In een van de reacties werd gesteld dat de aansluiting tussen universiteit en praktijk onvoldoende is. Hier ben ik het volledig mee eens. Op dit moment is er bij de opleiding te weinig aandacht voor een praktijkstage. Dit is belangrijk, ook omdat het tandheelkundige veld er tegenwoordig heel anders uitziet dan 20 jaar geleden.
Gelukkig krijgt het samenwerken in een team steeds meer aandacht tijdens de opleiding; het teamconcept. Immers, de solist verdwijnt langzaam uit het straatbeeld en een groepspraktijk met verschillende disciplines wordt de norm waarbij samenwerken het devies is: de juiste zorg bij de juiste zorgverlener. Dit houdt in dat taken gedelegeerd worden. Een mondhygiënist die gaat boren, een preventie-assistent die foto’s maakt (mits een goede opleiding). Dit hoort daar allemaal bij. Niet alleen wenselijk maar ook noodzakelijk om ook in de toekomst iedereen van goede mondzorg te voorzien.
Overigens is die vriend (naar aanleiding van zijn verhaal schreef ik mijn vorige blog) overgestapt naar een nieuwe tandarts.
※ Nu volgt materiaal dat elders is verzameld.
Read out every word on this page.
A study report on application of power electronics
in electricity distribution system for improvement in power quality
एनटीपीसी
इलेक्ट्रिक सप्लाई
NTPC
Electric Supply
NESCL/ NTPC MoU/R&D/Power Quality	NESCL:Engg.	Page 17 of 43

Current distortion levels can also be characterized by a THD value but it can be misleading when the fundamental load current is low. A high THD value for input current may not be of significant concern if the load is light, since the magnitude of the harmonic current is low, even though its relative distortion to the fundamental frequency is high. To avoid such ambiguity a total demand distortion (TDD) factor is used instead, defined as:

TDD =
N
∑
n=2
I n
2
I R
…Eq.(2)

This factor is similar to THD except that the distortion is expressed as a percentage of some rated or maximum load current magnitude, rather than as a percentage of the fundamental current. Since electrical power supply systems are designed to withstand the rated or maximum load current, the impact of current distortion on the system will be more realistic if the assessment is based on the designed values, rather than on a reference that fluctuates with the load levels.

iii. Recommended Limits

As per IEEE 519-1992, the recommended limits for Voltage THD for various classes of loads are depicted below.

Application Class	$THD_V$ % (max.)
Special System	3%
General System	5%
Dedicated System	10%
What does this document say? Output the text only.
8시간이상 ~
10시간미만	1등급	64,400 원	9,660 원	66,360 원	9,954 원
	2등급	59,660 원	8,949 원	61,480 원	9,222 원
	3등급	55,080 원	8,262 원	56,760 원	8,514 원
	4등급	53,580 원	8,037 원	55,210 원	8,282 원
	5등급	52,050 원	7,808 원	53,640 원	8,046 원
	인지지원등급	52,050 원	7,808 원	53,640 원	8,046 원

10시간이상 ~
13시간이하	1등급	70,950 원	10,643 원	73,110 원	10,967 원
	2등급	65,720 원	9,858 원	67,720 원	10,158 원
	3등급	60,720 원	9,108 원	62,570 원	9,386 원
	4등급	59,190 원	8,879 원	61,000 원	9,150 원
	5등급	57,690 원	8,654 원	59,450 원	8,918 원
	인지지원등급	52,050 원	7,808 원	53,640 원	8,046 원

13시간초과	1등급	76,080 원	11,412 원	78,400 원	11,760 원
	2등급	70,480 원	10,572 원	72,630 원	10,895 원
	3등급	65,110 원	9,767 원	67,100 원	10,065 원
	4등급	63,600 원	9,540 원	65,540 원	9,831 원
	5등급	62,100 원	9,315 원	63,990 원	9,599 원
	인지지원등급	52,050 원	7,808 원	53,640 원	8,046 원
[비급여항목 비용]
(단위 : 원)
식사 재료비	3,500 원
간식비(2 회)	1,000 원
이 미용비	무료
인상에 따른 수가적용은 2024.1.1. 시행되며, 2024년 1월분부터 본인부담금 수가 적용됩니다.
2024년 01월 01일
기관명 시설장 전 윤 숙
Naar mijn mening wordt de beste zorg geleverd door een team bestaande uit jonge en oudere tandartsen zodat zij van en met elkaar leren. Oudere tandartsen omdat zij de ervaring hebben en weten hoe het eraan toegaat in de praktijk en jongere tandartsen om de noodzakelijke frisse blik die zij hebben!